ROME (Reuters) – ITA Airways will next year refresh its fleet with 39 new aircraft, allowing it to serve more long-distance destinations, the state-owned successor to Alitalia said on Friday.
Long-distance flights are more profitable than short and medium haul ones, where ITA and Alitalia ceded market share to low-cost rivals such as Ryanair and EasyJet.
ITA “has underwritten all the commitments for increasing the fleet in 2023, next year 39 new generation aircraft will enter into service” including nine wide-bodied Airbus A330-900, the company said in a statement.
Older aircraft will discontinue service, ITA said, stating that the upgrade will mean a 73% increase in the ASK (available seat kilometre) metric, measuring passenger carrying capacity.

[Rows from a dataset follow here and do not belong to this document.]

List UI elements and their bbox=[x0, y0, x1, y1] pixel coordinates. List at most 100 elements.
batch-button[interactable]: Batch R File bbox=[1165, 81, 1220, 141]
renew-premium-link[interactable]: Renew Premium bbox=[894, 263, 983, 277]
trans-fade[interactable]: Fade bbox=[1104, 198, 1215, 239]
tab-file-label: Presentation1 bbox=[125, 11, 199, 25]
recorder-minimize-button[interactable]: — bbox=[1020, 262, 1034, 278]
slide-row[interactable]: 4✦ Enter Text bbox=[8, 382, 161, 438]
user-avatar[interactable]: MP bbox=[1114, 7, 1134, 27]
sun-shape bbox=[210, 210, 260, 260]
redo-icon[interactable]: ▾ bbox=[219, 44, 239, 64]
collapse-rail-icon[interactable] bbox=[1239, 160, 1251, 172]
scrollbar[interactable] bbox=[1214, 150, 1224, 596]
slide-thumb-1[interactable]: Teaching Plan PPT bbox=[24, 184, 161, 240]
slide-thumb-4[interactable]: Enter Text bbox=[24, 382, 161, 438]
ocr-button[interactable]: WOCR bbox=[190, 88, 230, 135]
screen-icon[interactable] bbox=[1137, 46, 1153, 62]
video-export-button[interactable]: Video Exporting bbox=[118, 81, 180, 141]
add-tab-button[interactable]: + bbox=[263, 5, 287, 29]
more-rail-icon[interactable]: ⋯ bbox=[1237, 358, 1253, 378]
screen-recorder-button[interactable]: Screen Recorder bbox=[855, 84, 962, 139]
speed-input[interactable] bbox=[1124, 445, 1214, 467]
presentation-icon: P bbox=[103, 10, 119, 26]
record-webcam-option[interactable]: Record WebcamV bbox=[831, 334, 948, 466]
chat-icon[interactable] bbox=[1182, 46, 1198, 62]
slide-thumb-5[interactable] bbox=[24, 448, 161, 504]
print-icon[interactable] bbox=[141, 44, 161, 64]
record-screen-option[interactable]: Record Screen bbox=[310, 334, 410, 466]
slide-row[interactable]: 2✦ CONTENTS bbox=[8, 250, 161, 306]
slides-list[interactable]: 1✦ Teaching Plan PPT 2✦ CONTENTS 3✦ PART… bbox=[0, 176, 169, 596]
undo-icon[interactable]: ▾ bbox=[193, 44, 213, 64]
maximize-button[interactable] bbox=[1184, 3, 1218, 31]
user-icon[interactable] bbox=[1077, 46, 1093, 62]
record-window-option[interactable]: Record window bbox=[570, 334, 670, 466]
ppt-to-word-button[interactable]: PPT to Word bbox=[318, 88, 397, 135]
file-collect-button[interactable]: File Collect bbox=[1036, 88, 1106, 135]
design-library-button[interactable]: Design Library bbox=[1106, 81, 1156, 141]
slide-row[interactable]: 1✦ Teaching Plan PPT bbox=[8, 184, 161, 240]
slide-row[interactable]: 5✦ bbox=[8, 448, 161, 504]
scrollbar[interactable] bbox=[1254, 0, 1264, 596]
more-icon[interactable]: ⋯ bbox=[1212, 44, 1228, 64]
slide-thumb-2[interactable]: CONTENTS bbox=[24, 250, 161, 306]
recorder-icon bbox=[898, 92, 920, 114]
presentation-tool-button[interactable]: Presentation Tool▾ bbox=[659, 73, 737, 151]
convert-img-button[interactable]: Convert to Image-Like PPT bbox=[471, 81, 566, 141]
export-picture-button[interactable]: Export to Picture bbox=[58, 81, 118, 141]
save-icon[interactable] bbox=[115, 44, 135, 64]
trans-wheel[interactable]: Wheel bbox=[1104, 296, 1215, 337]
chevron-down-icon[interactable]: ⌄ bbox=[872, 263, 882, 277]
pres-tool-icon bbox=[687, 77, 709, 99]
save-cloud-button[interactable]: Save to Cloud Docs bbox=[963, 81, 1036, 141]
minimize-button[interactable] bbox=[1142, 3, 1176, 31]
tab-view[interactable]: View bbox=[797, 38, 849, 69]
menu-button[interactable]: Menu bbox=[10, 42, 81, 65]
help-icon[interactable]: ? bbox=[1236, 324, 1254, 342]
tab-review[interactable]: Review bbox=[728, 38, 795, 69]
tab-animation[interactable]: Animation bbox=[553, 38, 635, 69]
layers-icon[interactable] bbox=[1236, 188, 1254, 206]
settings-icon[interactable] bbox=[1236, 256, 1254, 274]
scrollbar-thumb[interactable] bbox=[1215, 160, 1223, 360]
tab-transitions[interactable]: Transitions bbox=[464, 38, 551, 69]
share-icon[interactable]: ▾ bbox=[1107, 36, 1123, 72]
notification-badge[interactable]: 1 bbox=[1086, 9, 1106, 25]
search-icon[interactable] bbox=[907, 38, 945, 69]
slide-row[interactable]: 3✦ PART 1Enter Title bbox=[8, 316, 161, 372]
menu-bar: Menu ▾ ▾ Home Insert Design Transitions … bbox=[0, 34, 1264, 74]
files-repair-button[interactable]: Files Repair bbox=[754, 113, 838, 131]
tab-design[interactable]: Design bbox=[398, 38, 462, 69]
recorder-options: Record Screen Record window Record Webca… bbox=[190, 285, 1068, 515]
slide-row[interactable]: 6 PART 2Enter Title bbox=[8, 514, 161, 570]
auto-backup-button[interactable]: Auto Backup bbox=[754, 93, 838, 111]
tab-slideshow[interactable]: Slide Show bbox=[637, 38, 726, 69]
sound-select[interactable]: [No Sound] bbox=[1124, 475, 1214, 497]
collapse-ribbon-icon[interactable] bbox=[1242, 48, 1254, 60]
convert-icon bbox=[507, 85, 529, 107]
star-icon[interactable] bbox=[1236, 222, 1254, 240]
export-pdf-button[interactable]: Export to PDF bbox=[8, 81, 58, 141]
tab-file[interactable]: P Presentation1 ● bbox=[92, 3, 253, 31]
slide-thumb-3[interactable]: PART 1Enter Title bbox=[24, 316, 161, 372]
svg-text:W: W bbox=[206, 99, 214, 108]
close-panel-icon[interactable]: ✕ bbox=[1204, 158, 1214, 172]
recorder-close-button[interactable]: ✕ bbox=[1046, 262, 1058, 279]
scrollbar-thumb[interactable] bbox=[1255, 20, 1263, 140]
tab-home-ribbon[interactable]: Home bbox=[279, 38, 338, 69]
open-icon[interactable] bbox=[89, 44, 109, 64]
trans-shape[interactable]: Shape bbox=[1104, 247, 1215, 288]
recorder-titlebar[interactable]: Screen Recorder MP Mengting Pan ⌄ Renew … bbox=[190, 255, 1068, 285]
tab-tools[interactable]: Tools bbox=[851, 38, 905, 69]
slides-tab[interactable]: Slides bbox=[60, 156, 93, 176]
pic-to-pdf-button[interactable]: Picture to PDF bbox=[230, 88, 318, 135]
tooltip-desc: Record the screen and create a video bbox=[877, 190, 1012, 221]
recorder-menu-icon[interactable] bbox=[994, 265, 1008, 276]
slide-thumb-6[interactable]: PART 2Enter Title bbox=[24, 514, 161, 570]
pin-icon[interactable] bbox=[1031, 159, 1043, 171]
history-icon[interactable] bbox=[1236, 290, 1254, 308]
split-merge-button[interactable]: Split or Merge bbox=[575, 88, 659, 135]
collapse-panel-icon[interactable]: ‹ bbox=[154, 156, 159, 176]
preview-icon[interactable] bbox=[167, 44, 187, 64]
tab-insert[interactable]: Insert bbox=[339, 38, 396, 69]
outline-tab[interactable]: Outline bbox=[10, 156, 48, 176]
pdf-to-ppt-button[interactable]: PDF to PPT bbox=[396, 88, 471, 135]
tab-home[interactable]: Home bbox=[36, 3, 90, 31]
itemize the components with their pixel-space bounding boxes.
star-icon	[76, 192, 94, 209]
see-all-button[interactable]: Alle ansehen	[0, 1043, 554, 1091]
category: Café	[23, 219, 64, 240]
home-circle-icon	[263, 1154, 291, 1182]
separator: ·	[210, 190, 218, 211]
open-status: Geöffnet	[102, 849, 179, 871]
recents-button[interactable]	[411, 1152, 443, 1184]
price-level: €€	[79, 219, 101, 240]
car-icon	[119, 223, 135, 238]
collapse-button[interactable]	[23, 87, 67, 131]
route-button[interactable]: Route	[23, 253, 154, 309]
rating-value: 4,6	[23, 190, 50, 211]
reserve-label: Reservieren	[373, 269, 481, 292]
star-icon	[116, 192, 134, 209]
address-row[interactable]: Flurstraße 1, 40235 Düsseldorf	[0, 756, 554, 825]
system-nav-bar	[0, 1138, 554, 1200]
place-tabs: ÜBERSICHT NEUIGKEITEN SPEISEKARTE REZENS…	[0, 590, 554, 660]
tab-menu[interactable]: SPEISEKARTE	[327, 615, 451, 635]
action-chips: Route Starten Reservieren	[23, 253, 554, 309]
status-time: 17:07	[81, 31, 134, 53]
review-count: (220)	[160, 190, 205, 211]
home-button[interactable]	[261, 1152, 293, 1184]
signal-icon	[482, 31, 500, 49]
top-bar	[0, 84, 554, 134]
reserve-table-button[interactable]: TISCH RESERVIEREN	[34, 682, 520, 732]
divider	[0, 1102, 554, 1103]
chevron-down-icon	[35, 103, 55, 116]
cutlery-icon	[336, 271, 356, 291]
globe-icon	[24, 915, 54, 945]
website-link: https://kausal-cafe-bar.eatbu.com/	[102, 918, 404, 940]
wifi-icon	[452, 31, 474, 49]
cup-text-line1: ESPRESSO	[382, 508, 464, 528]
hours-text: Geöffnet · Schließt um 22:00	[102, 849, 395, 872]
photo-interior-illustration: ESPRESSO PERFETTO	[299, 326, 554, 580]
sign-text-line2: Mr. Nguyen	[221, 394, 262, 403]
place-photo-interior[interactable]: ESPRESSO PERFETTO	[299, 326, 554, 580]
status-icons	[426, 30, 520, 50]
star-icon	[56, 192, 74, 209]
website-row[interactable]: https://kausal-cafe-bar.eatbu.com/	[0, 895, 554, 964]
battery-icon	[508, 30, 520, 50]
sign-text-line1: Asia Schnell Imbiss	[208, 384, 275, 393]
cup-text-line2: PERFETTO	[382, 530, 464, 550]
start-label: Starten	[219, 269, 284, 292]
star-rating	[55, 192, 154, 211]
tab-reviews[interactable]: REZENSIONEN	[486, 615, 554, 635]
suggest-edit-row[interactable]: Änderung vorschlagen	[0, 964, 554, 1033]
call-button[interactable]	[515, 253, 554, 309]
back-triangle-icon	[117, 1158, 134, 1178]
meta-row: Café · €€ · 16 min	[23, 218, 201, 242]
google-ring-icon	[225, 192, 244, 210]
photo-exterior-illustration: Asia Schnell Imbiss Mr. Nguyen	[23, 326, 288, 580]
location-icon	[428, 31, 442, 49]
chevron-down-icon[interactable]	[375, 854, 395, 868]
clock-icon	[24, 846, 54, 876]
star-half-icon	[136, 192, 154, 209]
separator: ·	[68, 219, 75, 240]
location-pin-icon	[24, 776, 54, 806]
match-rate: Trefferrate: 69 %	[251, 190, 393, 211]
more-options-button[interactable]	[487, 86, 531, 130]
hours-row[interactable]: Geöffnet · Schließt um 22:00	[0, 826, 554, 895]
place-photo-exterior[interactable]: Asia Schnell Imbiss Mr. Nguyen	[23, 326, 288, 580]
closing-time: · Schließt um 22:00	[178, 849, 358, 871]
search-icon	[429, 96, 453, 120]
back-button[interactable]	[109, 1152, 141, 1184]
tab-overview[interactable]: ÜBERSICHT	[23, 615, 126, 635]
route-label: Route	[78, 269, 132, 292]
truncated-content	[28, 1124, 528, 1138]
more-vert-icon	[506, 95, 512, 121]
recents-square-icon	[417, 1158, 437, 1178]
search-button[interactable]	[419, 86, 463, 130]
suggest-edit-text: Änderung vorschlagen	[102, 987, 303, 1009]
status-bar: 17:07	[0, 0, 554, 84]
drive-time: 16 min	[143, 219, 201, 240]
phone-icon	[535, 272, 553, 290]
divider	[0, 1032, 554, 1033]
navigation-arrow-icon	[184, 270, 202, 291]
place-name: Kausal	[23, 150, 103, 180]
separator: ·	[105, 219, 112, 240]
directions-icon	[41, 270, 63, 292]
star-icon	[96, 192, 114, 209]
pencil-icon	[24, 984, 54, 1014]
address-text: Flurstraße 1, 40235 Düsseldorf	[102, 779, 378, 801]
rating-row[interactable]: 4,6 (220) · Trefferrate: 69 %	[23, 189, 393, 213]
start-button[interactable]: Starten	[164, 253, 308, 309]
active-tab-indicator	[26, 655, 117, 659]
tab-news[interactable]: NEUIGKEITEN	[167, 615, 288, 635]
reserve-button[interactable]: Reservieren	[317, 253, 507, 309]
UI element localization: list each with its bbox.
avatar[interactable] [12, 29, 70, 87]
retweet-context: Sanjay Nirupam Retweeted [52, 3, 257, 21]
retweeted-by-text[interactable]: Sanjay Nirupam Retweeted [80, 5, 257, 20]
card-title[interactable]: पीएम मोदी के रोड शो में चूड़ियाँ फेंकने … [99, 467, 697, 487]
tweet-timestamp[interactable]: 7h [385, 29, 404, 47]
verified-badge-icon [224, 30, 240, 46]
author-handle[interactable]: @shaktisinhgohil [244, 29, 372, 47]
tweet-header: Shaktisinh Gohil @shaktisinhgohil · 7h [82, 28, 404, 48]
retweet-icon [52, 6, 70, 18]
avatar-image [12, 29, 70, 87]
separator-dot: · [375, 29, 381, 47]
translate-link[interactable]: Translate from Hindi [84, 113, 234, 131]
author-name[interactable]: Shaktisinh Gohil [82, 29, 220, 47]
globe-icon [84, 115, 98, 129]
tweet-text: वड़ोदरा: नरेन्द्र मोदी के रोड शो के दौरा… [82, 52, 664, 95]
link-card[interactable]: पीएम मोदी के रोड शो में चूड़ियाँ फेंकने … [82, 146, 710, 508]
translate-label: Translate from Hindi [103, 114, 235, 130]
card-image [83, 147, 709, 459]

By the end of 2023, ITA said it will have 96 planes, half of which will be new, including the single-aisle A321Neo. With the expanded fleet, the airline plans to open new routes from Rome to San Francisco, Washington, Riyadh, Jeddah and Kuwait City.
ITA was established in late 2020 from the ashes of bankrupt Alitalia, and has yet to turn a profit.
Until last month, the Italian government was locked in talks over the sale of a majority stake in ITA to U.S. private equity fund Certares, backed by Air France-KLM and Delta.
The exclusivity period with Certares expired on Oct. 31 without a deal. Previously, Germany’s Lufthansa and shipping group MSC had filed a rival joint bid for the struggling Italian carrier.